Macron – Quai d’Orsay : le grand écart
L’un improvise, saute de capitale en capitale, propose puis renonce, se contredit, devient illisible; l’autre grogne , soupèse, cherche une synthèse impossible, une ligne claire et ne sait plus sur quel pied danser…
Le diplomate a certes l’échine souple, son métier est de plier pour subvertir, de donner pour obtenir. C’est le lot du diplomate d’être roseau dans la roseraie, mais encore faut-il à ce roseau une ambassade, une mission claire : si tel n’est pas le cas, il ploie en vain, sa force devient faiblesse… et il bronche.

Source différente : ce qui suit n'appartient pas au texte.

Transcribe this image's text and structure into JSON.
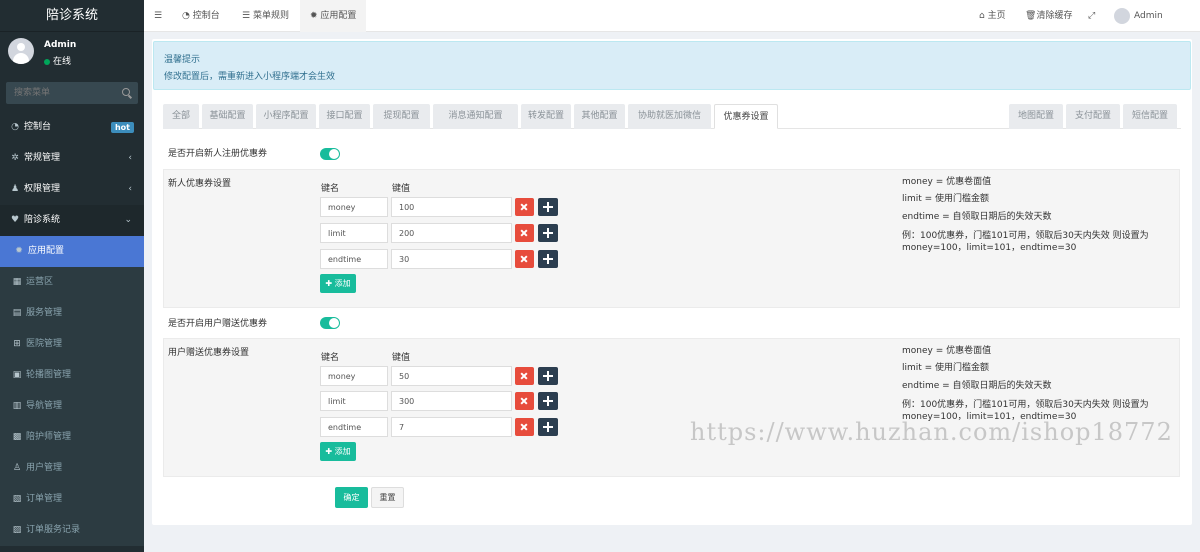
{
  "app": {
    "logo": "陪诊系统"
  },
  "user": {
    "name": "Admin",
    "status": "在线"
  },
  "sidebar": {
    "search_placeholder": "搜索菜单",
    "items": [
      {
        "label": "控制台",
        "icon": "dashboard-icon",
        "badge": "hot"
      },
      {
        "label": "常规管理",
        "icon": "cogs-icon"
      },
      {
        "label": "权限管理",
        "icon": "group-icon"
      },
      {
        "label": "陪诊系统",
        "icon": "heartbeat-icon"
      },
      {
        "label": "应用配置",
        "icon": "gear-icon"
      },
      {
        "label": "运营区",
        "icon": "map-icon"
      },
      {
        "label": "服务管理",
        "icon": "list-icon"
      },
      {
        "label": "医院管理",
        "icon": "hospital-icon"
      },
      {
        "label": "轮播图管理",
        "icon": "image-icon"
      },
      {
        "label": "导航管理",
        "icon": "nav-icon"
      },
      {
        "label": "陪护师管理",
        "icon": "id-card-icon"
      },
      {
        "label": "用户管理",
        "icon": "user-icon"
      },
      {
        "label": "订单管理",
        "icon": "order-icon"
      },
      {
        "label": "订单服务记录",
        "icon": "record-icon"
      }
    ]
  },
  "topbar": {
    "tabs": [
      {
        "label": "控制台"
      },
      {
        "label": "菜单规则"
      },
      {
        "label": "应用配置"
      }
    ],
    "home": "主页",
    "clear_cache": "清除缓存",
    "admin": "Admin"
  },
  "alert": {
    "title": "温馨提示",
    "text": "修改配置后，需重新进入小程序端才会生效"
  },
  "config_tabs": {
    "left": [
      "全部",
      "基础配置",
      "小程序配置",
      "接口配置",
      "提现配置",
      "消息通知配置",
      "转发配置",
      "其他配置",
      "协助就医加微信",
      "优惠券设置"
    ],
    "right": [
      "地图配置",
      "支付配置",
      "短信配置"
    ],
    "active": "优惠券设置"
  },
  "section1": {
    "toggle_label": "是否开启新人注册优惠券",
    "toggle_on": true,
    "panel_title": "新人优惠券设置",
    "key_header": "键名",
    "value_header": "键值",
    "rows": [
      {
        "key": "money",
        "value": "100"
      },
      {
        "key": "limit",
        "value": "200"
      },
      {
        "key": "endtime",
        "value": "30"
      }
    ],
    "add_label": "添加",
    "help": [
      "money = 优惠卷面值",
      "limit = 使用门槛金额",
      "endtime = 自领取日期后的失效天数",
      "例：100优惠券，门槛101可用，领取后30天内失效 则设置为",
      "money=100，limit=101，endtime=30"
    ]
  },
  "section2": {
    "toggle_label": "是否开启用户赠送优惠券",
    "toggle_on": true,
    "panel_title": "用户赠送优惠券设置",
    "key_header": "键名",
    "value_header": "键值",
    "rows": [
      {
        "key": "money",
        "value": "50"
      },
      {
        "key": "limit",
        "value": "300"
      },
      {
        "key": "endtime",
        "value": "7"
      }
    ],
    "add_label": "添加",
    "help": [
      "money = 优惠卷面值",
      "limit = 使用门槛金额",
      "endtime = 自领取日期后的失效天数",
      "例：100优惠券，门槛101可用，领取后30天内失效 则设置为",
      "money=100，limit=101，endtime=30"
    ]
  },
  "actions": {
    "submit": "确定",
    "reset": "重置"
  },
  "watermark": "https://www.huzhan.com/ishop18772"
}
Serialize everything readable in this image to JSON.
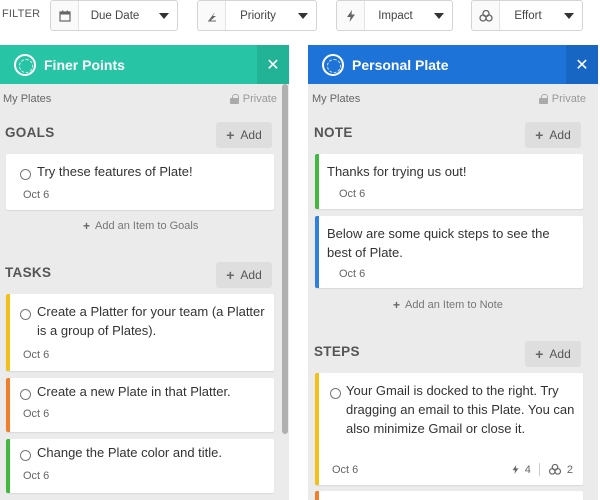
{
  "filter": {
    "label": "FILTER",
    "buttons": [
      {
        "label": "Due Date",
        "icon": "calendar-icon"
      },
      {
        "label": "Priority",
        "icon": "priority-icon"
      },
      {
        "label": "Impact",
        "icon": "lightning-icon"
      },
      {
        "label": "Effort",
        "icon": "effort-icon"
      }
    ]
  },
  "plates": [
    {
      "title": "Finer Points",
      "color": "#28c4a6",
      "owner_label": "My Plates",
      "privacy": "Private",
      "sections": [
        {
          "title": "GOALS",
          "add_label": "Add",
          "add_item_label": "Add an Item to Goals",
          "cards": [
            {
              "text": "Try these features of Plate!",
              "date": "Oct 6"
            }
          ]
        },
        {
          "title": "TASKS",
          "add_label": "Add",
          "cards": [
            {
              "text": "Create a Platter for your team (a Platter is a group of Plates).",
              "date": "Oct 6",
              "color": "#f2c018"
            },
            {
              "text": "Create a new Plate in that Platter.",
              "date": "Oct 6",
              "color": "#ef7f2a"
            },
            {
              "text": "Change the Plate color and title.",
              "date": "Oct 6",
              "color": "#41b941"
            }
          ]
        }
      ]
    },
    {
      "title": "Personal Plate",
      "color": "#1d73d8",
      "owner_label": "My Plates",
      "privacy": "Private",
      "sections": [
        {
          "title": "NOTE",
          "add_label": "Add",
          "add_item_label": "Add an Item to Note",
          "cards": [
            {
              "text": "Thanks for trying us out!",
              "date": "Oct 6",
              "color": "#41b941"
            },
            {
              "text": "Below are some quick steps to see the best of Plate.",
              "date": "Oct 6",
              "color": "#2f7fdc"
            }
          ]
        },
        {
          "title": "STEPS",
          "add_label": "Add",
          "cards": [
            {
              "text": "Your Gmail is docked to the right. Try dragging an email to this Plate. You can also minimize Gmail or close it.",
              "date": "Oct 6",
              "color": "#f2c018",
              "impact": "4",
              "effort": "2"
            }
          ]
        }
      ]
    }
  ]
}
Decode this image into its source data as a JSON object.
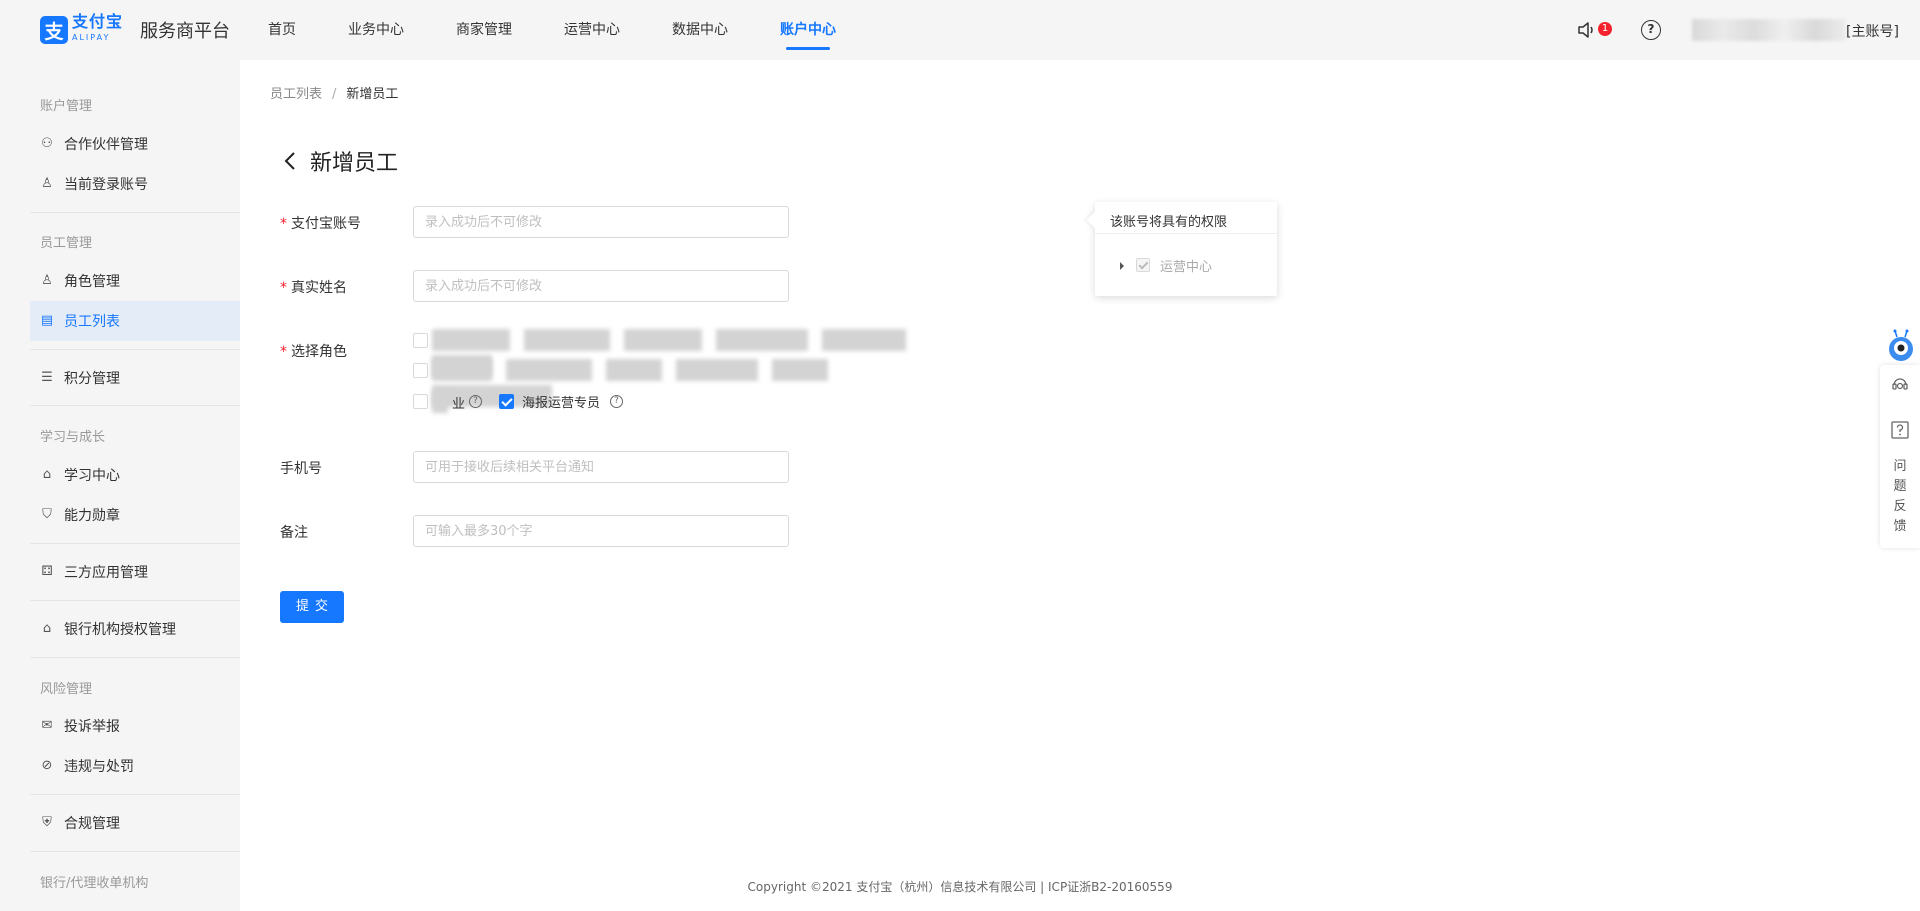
{
  "header": {
    "logo_cn": "支付宝",
    "logo_en": "ALIPAY",
    "logo_glyph": "支",
    "platform_name": "服务商平台",
    "nav": [
      {
        "label": "首页",
        "active": false
      },
      {
        "label": "业务中心",
        "active": false
      },
      {
        "label": "商家管理",
        "active": false
      },
      {
        "label": "运营中心",
        "active": false
      },
      {
        "label": "数据中心",
        "active": false
      },
      {
        "label": "账户中心",
        "active": true
      }
    ],
    "notification_count": "1",
    "help_glyph": "?",
    "account_suffix": "[主账号]"
  },
  "sidebar": {
    "groups": [
      "账户管理",
      "员工管理",
      "学习与成长",
      "风险管理",
      "银行/代理收单机构"
    ],
    "items": [
      {
        "label": "合作伙伴管理",
        "icon": "partner-icon"
      },
      {
        "label": "当前登录账号",
        "icon": "user-icon"
      },
      {
        "label": "角色管理",
        "icon": "role-icon"
      },
      {
        "label": "员工列表",
        "icon": "staff-list-icon",
        "active": true
      },
      {
        "label": "积分管理",
        "icon": "points-icon"
      },
      {
        "label": "学习中心",
        "icon": "learning-icon"
      },
      {
        "label": "能力勋章",
        "icon": "medal-icon"
      },
      {
        "label": "三方应用管理",
        "icon": "apps-icon"
      },
      {
        "label": "银行机构授权管理",
        "icon": "bank-icon"
      },
      {
        "label": "投诉举报",
        "icon": "mail-icon"
      },
      {
        "label": "违规与处罚",
        "icon": "ban-icon"
      },
      {
        "label": "合规管理",
        "icon": "shield-icon"
      }
    ]
  },
  "breadcrumb": {
    "parent": "员工列表",
    "separator": "/",
    "current": "新增员工"
  },
  "page_title": "新增员工",
  "form": {
    "alipay_account": {
      "label": "支付宝账号",
      "placeholder": "录入成功后不可修改"
    },
    "real_name": {
      "label": "真实姓名",
      "placeholder": "录入成功后不可修改"
    },
    "role": {
      "label": "选择角色",
      "partial_label": "业",
      "poster_label": "海报运营专员",
      "poster_checked": true
    },
    "phone": {
      "label": "手机号",
      "placeholder": "可用于接收后续相关平台通知"
    },
    "remark": {
      "label": "备注",
      "placeholder": "可输入最多30个字"
    },
    "required_mark": "*",
    "submit_label": "提交"
  },
  "permission_panel": {
    "title": "该账号将具有的权限",
    "items": [
      {
        "label": "运营中心",
        "checked": true,
        "disabled": true
      }
    ]
  },
  "float_bar": {
    "feedback_chars": [
      "问",
      "题",
      "反",
      "馈"
    ]
  },
  "footer": "Copyright ©2021 支付宝（杭州）信息技术有限公司  |  ICP证浙B2-20160559"
}
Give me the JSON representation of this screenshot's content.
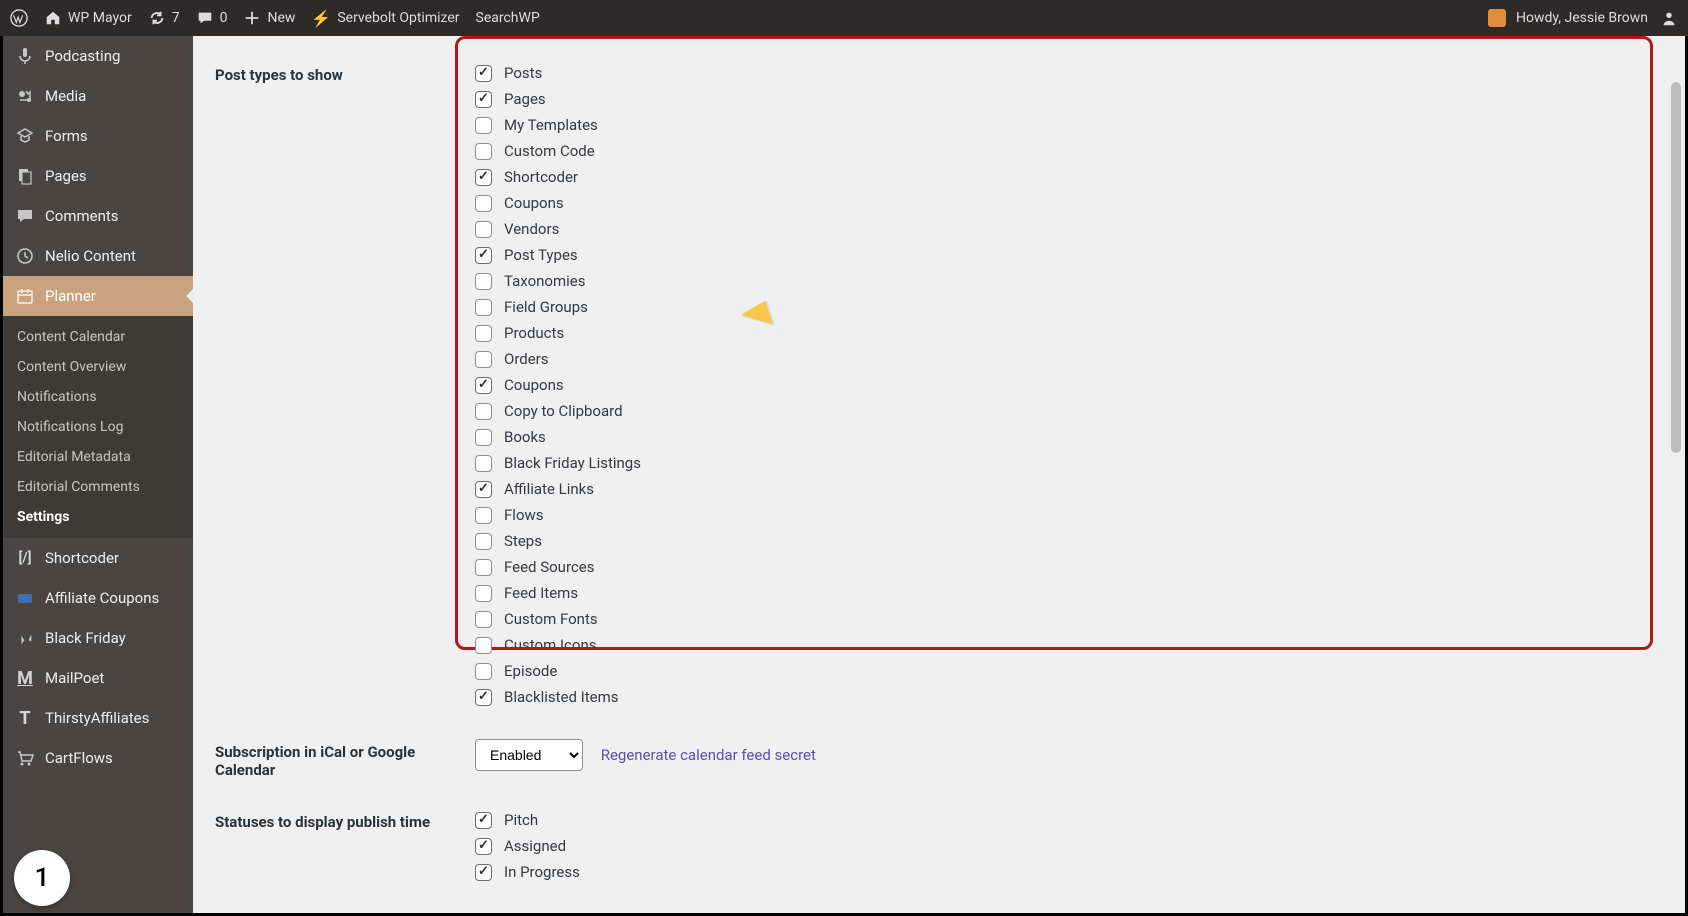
{
  "adminbar": {
    "site_name": "WP Mayor",
    "updates": "7",
    "comments": "0",
    "new_label": "New",
    "servebolt": "Servebolt Optimizer",
    "searchwp": "SearchWP",
    "howdy": "Howdy, Jessie Brown"
  },
  "sidebar": {
    "top": [
      {
        "icon": "mic",
        "label": "Podcasting"
      },
      {
        "icon": "media",
        "label": "Media"
      },
      {
        "icon": "forms",
        "label": "Forms"
      },
      {
        "icon": "pages",
        "label": "Pages"
      },
      {
        "icon": "comments",
        "label": "Comments"
      },
      {
        "icon": "clock",
        "label": "Nelio Content"
      },
      {
        "icon": "calendar",
        "label": "Planner",
        "current": true
      }
    ],
    "submenu": [
      {
        "label": "Content Calendar"
      },
      {
        "label": "Content Overview"
      },
      {
        "label": "Notifications"
      },
      {
        "label": "Notifications Log"
      },
      {
        "label": "Editorial Metadata"
      },
      {
        "label": "Editorial Comments"
      },
      {
        "label": "Settings",
        "current": true
      }
    ],
    "bottom": [
      {
        "icon": "code",
        "label": "Shortcoder"
      },
      {
        "icon": "coupon",
        "label": "Affiliate Coupons"
      },
      {
        "icon": "pin",
        "label": "Black Friday"
      },
      {
        "icon": "m",
        "label": "MailPoet"
      },
      {
        "icon": "t",
        "label": "ThirstyAffiliates"
      },
      {
        "icon": "cart",
        "label": "CartFlows"
      }
    ]
  },
  "settings": {
    "post_types_label": "Post types to show",
    "post_types": [
      {
        "label": "Posts",
        "checked": true
      },
      {
        "label": "Pages",
        "checked": true
      },
      {
        "label": "My Templates",
        "checked": false
      },
      {
        "label": "Custom Code",
        "checked": false
      },
      {
        "label": "Shortcoder",
        "checked": true
      },
      {
        "label": "Coupons",
        "checked": false
      },
      {
        "label": "Vendors",
        "checked": false
      },
      {
        "label": "Post Types",
        "checked": true
      },
      {
        "label": "Taxonomies",
        "checked": false
      },
      {
        "label": "Field Groups",
        "checked": false
      },
      {
        "label": "Products",
        "checked": false
      },
      {
        "label": "Orders",
        "checked": false
      },
      {
        "label": "Coupons",
        "checked": true
      },
      {
        "label": "Copy to Clipboard",
        "checked": false
      },
      {
        "label": "Books",
        "checked": false
      },
      {
        "label": "Black Friday Listings",
        "checked": false
      },
      {
        "label": "Affiliate Links",
        "checked": true
      },
      {
        "label": "Flows",
        "checked": false
      },
      {
        "label": "Steps",
        "checked": false
      },
      {
        "label": "Feed Sources",
        "checked": false
      },
      {
        "label": "Feed Items",
        "checked": false
      },
      {
        "label": "Custom Fonts",
        "checked": false
      },
      {
        "label": "Custom Icons",
        "checked": false
      },
      {
        "label": "Episode",
        "checked": false
      },
      {
        "label": "Blacklisted Items",
        "checked": true
      }
    ],
    "subscription_label": "Subscription in iCal or Google Calendar",
    "subscription_value": "Enabled",
    "regenerate_label": "Regenerate calendar feed secret",
    "statuses_label": "Statuses to display publish time",
    "statuses": [
      {
        "label": "Pitch",
        "checked": true
      },
      {
        "label": "Assigned",
        "checked": true
      },
      {
        "label": "In Progress",
        "checked": true
      }
    ]
  },
  "badge": "1"
}
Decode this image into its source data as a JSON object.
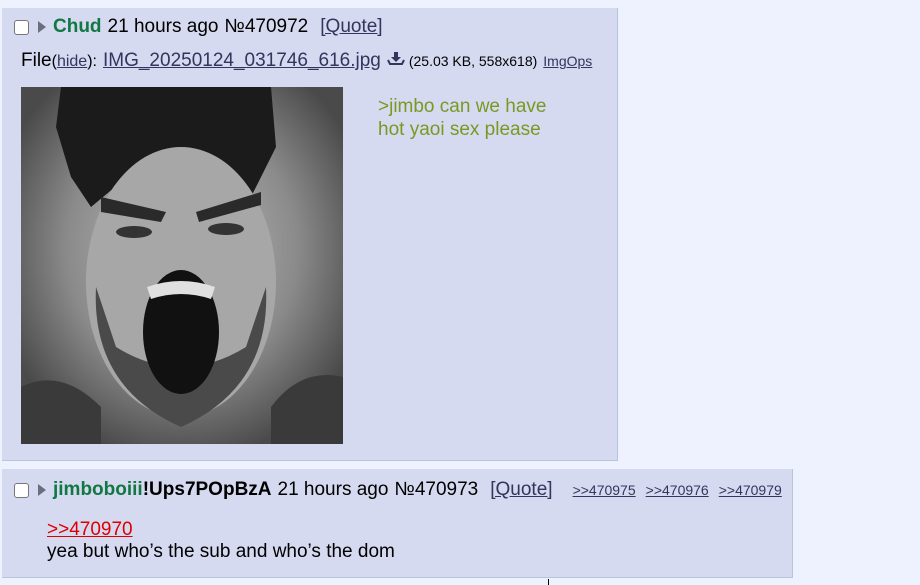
{
  "posts": [
    {
      "name": "Chud",
      "time": "21 hours ago",
      "number": "№470972",
      "quote_label": "[Quote]",
      "file": {
        "label": "File",
        "hide_open": " (",
        "hide_label": "hide",
        "hide_close": "):",
        "filename": "IMG_20250124_031746_616.jpg",
        "meta": "(25.03 KB, 558x618)",
        "imgops": "ImgOps"
      },
      "greentext": ">jimbo can we have hot yaoi sex please"
    },
    {
      "name": "jimboboiii",
      "tripcode": "!Ups7POpBzA",
      "time": "21 hours ago",
      "number": "№470973",
      "quote_label": "[Quote]",
      "backlinks": [
        ">>470975",
        ">>470976",
        ">>470979"
      ],
      "reply_link": ">>470970",
      "body": "yea but who’s the sub and who’s the dom"
    }
  ],
  "colors": {
    "background": "#eef2ff",
    "post_bg": "#d6daf0",
    "name": "#117743",
    "greentext": "#789922",
    "link": "#34345c",
    "reply_link": "#dd0000"
  }
}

En France, les récents grognements de la direction ANMO (Afrique du Nord et du Moyen-Orient) d’un Quai d’Orsay, privé en septembre 2022 par Emmanuel Macron de ses prérogatives professionnelles, marquent son refus d’être écartelé par une stratégie de cabinet qui semble s’improviser à chaque rencontre au sommet. À la stupéfaction générale et à la plus grande indifférence de gouvernements que les changements de pied d’une France devenue « illisible », tentant de renouer avec la tierce voie d’antan anéantie par Sarkozy le terrible, ont de longtemps lassés.
Qu’on en juge : un président – fédérateur « inspiré », le 24 octobre dernier, de nations arabes dont aucune n’entend au fond se porter au secours de la Palestine otage d’un Hamas certes honni, mais craint par ses gouvernants, Qatar à part, et contempteur d’un Israël accusé de crimes de guerre le 10 novembre sur la BBC, au lendemain d’une conférence humanitaire infructueuse annoncée six jours avant sa tenue – le Président de la République française, donc, n’en est pas moins perçu par la rue arabe comme… un zélote atlantiste féal d’Israël.
Au point de se voir déconseiller de participer à la marche contre l’antisémitisme du 12 novembre. Les efforts diplomatiques ne paient jamais quand ils procèdent d’une raison qui évolue… en fonction de l’interlocuteur et des circonstances.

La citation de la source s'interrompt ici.